By Roger Pearson
Anti-terrorism spot search provisions are to be challenged in the House of Lords by a freelance photographer.
Three law lords have given the green light for an appeal against a
decision last year in which the police won backing for a spot search
policy they adopted in September when a major arms fair was being held
in London.
The Appeal Court dismissed a challenge by a student
and a freelance photographer who claimed that the searches, carried out
on them by the Metropolitan Police under the provisions of
anti-terrorism laws, were unlawful.
Now, following a hearing last
week the law lords have given permission for Sheffield student Kevin
Gillan, 26, and photographer Pennie Quinton, 32, to challenge the
ruling.
The pair were stopped and searched in the street near the
ExCel Exhibition Centre in London on 9 September when the Defence
Systems and Equipment Exhibition and Conference was taking place.
The
Appeal Court, headed by the Lord Chief Justice, Lord Woolf, ruled that
the police had been entitled to use the anti-terrorism powers in the
way they did.
Lord Woolf said in the decision now to be
challenged: “The disadvantage of the intrusion and restraint imposed on
even a large number of individuals by being stopped and searched cannot
possibly match the advantage that accrues from the possibility of a
terrorist attack being foiled or deterred by the use of the power.”

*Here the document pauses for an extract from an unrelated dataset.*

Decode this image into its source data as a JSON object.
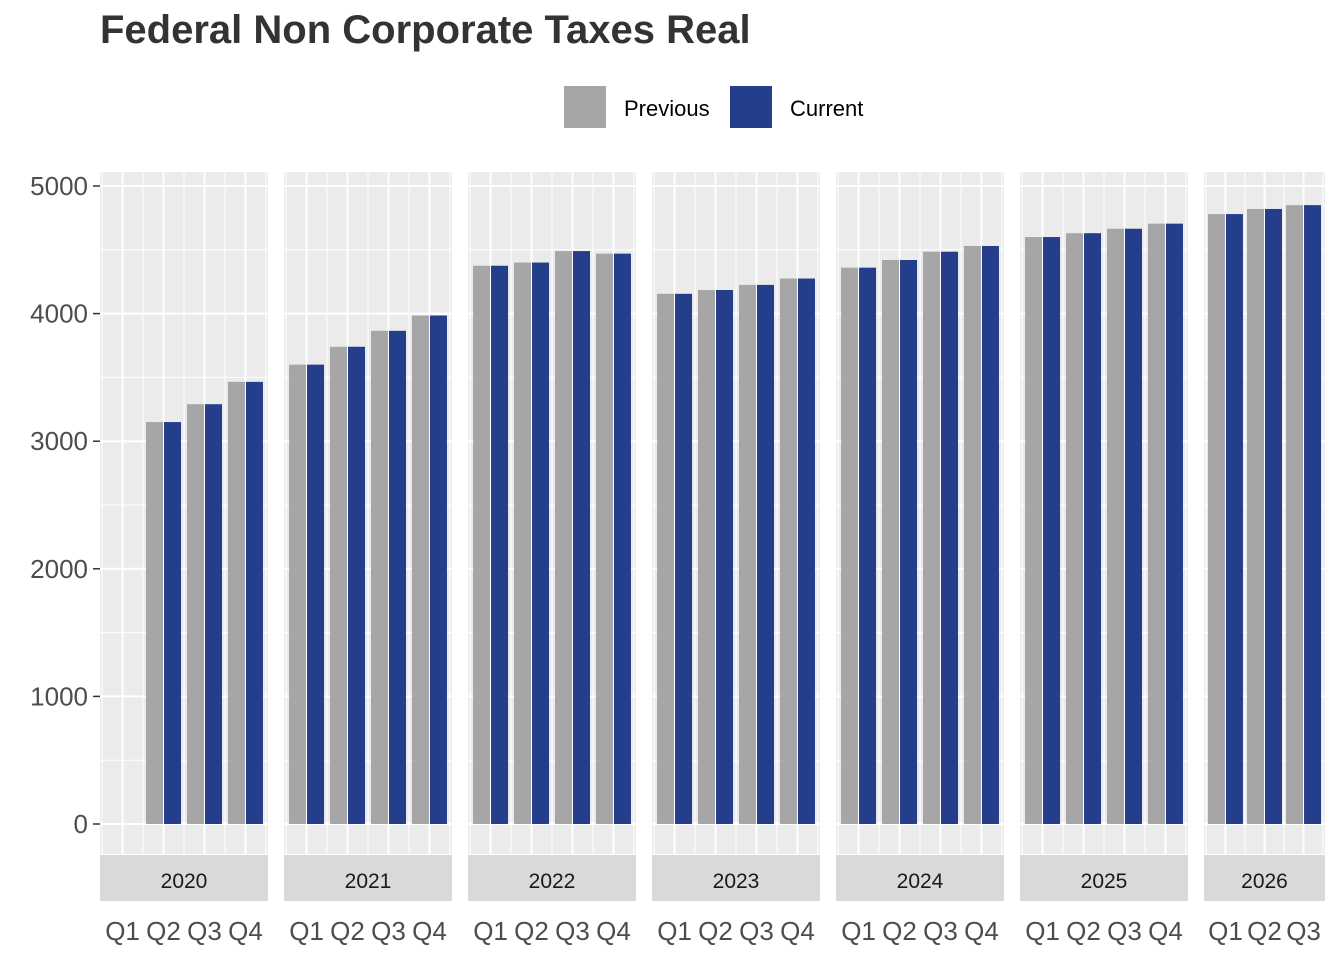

Police made the searches under the provisions of the Terrorism Act 2000.
However,
Gillan and Quinton argue that the act does not allow such searches and
what took place amounted to a breach of their human rights.
They
claim that their treatment amounted to “false imprisonment and unlawful
trespass”. As well as claiming the police action was unlawful they also
sought damages.
No date has been fixed for the House of Lords hearing of the case but it is expected to be later this year.